4) what is the default TempDB size ? I think it is 2 MB. Am i correct ?
In SQL Server 2000, it's 1 MB with a 10% growth factor... and you must ALWAYS change it to something else because it will create 73 disk fragments to grow from 1MB to 1 Gig at a 10% rate. It's not likely that I'd ever set a TempDB to be smaller than 1 Gig unless I knew for sure that not much was going to be happening on a particular server... even then...
5) Assume,The size of my tempdb database is steadily increasing. How can I control its growth?
By setting it's intial size correctly and by setting the growth rate to some value of MB. You should never stop TempDB from growing (well, until it reaches something like 90% of disk capacity just to control a runaway query).
6) What is the best way to optimize tempdb performance ?
I know we should avoid distinct,# tables, Union ,order by and Group by. But these are all the basic things. Ok. Aslo we should avoid Cursor. Am i correct ?
It should be on a separate disk "spindle" is one of the best ways. Another way is to split TempDB into 1 file per CPU and each file would be best on a separate "spindle". Of course, you've already stated the best way to optimize TempDB... write good code.

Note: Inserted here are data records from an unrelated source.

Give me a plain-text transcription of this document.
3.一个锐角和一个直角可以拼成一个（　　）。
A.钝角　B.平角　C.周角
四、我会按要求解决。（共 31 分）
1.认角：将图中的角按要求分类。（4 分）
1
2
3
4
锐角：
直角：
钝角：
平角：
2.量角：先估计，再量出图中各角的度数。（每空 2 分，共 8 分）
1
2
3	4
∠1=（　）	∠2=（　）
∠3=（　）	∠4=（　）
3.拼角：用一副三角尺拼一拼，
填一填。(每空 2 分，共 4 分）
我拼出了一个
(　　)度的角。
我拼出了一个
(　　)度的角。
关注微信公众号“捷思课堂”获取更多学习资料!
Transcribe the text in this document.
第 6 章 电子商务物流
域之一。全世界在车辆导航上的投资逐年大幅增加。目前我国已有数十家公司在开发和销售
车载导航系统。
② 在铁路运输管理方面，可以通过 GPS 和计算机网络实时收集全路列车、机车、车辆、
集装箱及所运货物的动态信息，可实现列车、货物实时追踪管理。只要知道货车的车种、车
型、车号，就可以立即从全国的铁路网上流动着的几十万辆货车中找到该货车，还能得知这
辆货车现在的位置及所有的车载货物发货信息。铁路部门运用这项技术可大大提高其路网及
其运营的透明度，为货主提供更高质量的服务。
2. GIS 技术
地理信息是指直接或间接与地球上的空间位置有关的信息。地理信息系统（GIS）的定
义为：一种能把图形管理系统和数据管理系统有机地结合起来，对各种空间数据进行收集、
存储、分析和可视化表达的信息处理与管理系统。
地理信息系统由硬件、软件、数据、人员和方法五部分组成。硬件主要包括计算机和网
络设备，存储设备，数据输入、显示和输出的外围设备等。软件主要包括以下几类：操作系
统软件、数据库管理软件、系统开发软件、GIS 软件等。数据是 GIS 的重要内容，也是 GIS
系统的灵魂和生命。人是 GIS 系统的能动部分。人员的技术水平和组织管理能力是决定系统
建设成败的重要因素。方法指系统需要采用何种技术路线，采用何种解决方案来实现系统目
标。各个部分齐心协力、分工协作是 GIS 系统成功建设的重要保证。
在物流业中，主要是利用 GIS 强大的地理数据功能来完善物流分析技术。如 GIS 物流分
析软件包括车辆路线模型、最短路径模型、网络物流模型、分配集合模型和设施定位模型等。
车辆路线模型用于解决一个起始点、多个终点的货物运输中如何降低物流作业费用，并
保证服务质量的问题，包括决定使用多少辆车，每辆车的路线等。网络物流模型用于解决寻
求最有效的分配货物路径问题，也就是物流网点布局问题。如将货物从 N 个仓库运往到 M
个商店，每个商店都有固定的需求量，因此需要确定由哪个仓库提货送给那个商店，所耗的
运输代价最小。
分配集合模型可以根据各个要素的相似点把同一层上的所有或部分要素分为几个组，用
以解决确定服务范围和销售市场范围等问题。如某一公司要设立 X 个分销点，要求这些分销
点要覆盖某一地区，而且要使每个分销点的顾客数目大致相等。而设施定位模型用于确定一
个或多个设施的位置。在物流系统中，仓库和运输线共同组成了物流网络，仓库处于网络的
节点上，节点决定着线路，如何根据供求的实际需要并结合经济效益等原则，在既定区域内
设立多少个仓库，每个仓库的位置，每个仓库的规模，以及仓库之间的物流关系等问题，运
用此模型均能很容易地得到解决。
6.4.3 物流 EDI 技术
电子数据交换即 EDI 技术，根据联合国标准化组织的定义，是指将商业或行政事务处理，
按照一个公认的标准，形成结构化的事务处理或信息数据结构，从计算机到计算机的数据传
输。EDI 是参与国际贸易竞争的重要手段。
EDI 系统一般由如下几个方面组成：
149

I want to know some more ways.
I realize you trust a lot of good folks on this forum, but you really need to do some of this research on your own. Many people have written articles on the subject... you need to read some of them... starting with BOL and the Microsoft web sites.
7) Is there any chance to decrease size of tempdb without restarting the server ?
Yes... just like any other database... just remember that gowing or shrinking a database file may prevent it's use. Certainly, it will slow things down just like any growth or shrinking.
--Jeff Moden
Change is inevitable... Change for the better is not.